Who's that cute guy with Nicole Kidman?
It can’t be easy being known as the ”cute guy from that movie,” especially when that movie opened six years ago. Not that Brit babe Ben Chaplin, 31, has fallen off the planet since ”The Truth About Cats & Dogs”; he’s just been experimenting with movies that didn’t quite have the same box office appeal (”The Thin Red Line,” ”Lost Souls”). But opposite Nicole Kidman in ”Birthday Girl,” Chaplin does what he does best — plays the semi socially inept cute guy who falls for the entirely wrong woman (in this case, Kidman’s mail order bride/crook). EW.com caught up with Chaplin to discuss working with the world’s hottest actress of the moment, and more.
What made you choose this film?
When I read the script I saw [writer/director] Jez Butterworth’s name on front. At the time he was hailed as the new British voice and I wanted to work with him. It was also all set around where I grew up in the green belt outside of London in suburban England — a part of England that is never filmed — so it seemed too good to be true.
Did you have to go through a whole audition process?
No, he came to see me in a stage production of ”The Glass Menagerie” and just offered it to me. I was surprised he wanted me.
So you were in place even before Nicole Kidman?
Yeah, I ordered Nicole and she came.
Is that right?
Okay, no. But before Nicole was in the picture it was a much smaller independent film. We were looking at lesser known English actresses — mostly no one famous. But then lots of girls more famous became interested because there was real buzz about the project. It was slightly shocking to get her.
Admit it. You were a little scared to meet her.
She’s not that sort of girl. She puts you at ease immediately. She’s very professional and all about acting but still likes to have a laugh and so do I. But she definitely kept me on my toes. If you snooze you lose with Nicole. She didn’t know any Russian before the movie. I was bowling in China recently and I heard what sounded just like Nicole and it turned out to be this Russian woman.

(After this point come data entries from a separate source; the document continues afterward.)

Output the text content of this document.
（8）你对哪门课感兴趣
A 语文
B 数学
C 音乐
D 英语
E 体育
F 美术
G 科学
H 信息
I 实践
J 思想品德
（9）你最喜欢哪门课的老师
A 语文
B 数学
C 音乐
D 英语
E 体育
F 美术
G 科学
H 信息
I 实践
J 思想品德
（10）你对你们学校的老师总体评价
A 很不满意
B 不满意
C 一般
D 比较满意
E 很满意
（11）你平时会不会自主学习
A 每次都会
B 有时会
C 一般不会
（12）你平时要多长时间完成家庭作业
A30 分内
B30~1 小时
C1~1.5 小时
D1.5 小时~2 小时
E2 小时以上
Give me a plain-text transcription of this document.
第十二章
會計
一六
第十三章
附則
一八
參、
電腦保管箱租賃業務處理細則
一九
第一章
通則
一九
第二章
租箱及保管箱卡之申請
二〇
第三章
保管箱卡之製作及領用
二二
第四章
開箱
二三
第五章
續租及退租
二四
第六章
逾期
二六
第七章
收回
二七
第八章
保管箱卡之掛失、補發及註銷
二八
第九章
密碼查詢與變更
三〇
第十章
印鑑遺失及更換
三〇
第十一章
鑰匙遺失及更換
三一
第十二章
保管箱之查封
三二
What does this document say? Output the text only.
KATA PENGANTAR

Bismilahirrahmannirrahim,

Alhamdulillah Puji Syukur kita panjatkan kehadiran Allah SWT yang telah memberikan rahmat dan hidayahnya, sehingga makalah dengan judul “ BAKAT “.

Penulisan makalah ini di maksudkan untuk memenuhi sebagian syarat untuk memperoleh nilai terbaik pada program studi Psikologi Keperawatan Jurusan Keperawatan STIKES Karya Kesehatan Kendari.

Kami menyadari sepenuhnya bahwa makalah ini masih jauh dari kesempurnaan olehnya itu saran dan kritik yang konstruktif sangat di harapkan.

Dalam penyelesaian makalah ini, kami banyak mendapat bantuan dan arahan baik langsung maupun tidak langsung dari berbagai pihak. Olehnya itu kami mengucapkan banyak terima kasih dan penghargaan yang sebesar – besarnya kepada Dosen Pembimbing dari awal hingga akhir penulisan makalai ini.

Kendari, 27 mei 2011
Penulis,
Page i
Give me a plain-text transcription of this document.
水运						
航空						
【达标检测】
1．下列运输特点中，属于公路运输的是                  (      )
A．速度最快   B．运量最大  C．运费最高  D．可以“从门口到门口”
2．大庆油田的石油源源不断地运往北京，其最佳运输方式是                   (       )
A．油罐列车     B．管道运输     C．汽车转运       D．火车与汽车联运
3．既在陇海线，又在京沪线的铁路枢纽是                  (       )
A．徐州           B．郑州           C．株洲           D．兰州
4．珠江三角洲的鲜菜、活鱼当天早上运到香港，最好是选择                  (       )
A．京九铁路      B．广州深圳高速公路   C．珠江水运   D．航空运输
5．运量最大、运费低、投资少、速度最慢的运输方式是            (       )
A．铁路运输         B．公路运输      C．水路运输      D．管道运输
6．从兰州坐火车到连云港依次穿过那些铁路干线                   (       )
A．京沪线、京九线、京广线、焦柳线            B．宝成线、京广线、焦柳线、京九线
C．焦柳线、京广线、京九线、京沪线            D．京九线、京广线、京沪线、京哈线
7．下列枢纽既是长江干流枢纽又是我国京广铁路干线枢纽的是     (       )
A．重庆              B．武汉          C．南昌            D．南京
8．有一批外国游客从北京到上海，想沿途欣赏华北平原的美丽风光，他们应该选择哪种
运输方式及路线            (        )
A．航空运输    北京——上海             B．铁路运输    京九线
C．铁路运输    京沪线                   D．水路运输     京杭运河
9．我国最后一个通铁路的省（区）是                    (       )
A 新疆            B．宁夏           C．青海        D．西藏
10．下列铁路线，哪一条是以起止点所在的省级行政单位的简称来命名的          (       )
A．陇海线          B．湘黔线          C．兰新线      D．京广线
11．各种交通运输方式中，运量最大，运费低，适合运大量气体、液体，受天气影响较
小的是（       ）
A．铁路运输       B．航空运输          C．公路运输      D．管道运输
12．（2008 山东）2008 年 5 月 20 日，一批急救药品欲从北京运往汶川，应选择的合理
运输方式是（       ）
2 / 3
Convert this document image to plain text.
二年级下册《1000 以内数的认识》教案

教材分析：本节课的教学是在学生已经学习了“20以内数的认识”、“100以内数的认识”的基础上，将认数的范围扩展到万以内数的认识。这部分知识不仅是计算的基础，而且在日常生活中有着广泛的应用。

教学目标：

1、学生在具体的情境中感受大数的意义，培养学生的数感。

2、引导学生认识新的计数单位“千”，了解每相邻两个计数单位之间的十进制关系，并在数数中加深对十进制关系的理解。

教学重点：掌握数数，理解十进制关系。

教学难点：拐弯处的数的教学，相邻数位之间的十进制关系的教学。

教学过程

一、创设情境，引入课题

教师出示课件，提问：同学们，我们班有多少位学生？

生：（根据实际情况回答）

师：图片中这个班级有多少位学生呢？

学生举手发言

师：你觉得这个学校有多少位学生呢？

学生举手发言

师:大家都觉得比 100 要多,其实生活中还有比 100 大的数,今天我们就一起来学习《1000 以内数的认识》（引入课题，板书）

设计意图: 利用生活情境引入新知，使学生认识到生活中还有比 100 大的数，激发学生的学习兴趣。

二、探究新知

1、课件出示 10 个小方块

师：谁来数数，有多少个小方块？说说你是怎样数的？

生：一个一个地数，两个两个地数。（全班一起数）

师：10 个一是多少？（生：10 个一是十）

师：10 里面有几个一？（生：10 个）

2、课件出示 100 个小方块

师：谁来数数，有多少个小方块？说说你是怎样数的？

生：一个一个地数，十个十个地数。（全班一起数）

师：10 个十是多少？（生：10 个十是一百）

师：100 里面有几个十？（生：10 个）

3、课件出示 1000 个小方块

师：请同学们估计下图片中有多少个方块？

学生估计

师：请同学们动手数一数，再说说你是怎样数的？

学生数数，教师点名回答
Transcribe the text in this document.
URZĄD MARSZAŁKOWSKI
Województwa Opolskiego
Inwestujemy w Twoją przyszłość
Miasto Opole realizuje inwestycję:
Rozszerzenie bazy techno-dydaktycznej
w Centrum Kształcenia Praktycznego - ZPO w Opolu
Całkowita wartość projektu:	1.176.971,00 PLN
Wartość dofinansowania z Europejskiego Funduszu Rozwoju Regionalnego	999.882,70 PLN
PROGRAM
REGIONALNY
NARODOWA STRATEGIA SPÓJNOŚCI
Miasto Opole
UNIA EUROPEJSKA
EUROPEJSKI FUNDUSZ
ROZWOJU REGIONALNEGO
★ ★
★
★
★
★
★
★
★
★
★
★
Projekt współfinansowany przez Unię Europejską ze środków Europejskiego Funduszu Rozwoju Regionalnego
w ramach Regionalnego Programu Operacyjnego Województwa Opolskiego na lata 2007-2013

What’s up with you playing cute yet gullible guys?
Well, ”Cats and Dogs” was almost the definition of gullible, but I try not to analyze those things too much. It’s not my place to say whether I’m cute or not. I spend a lot of time trying to be very fair with every character. I care about all the characters I play and I get quite defensive about them.
Your character, John Buckingham, is this lame porn-obsessed guy who hates his job, mail orders a bride, and is way into bondage. Why did you choose such a weirdo?
After ”Cats and Dogs” I got offered a lot of similar roles and ones I didn’t like as much, so I deliberately waited a long time to find this. I didn’t want to do the same thing because that would have finished me off. I’ve always been in it for the long haul, not a quick buzz.
What kind of research did you do for such an unlikable character?
I spent a lot of time worrying about John in this film. I bought some pornography, which I’d never done, just to feel the embarrassment of buying it. I looked up some mail order brides on the internet, and I even worked in a bank to see how it was.
What did you do at the bank?
I was given carte blanche to help them clear out the safe and the next day they were thousands of pounds down. I thought, did I put a bundle in my pocket? I remember instinctively putting my hands in my pockets to see if I had gotten so into character that I stole their money. But it was just a counting error.
What are you working on now?
I finished ”Murder by Numbers” with Sandra Bullock. It’s a thriller about two high school seniors who commit the perfect murder. I’m slightly nerdy, if a policeman can be. I like that because I hadn’t done that sort of thing before. And then there’s ”Touch” with Michelle Yeoh. That’s about a Chinese circus of acrobats and the adopted abandoned English boy. I use my skills to become a cat burglar, but then I’m on a mythical quest to find this holy Buddhist relic.
Do you get to do some fancy footwork?
Let’s just say my ass kicking definitely has comedic elements.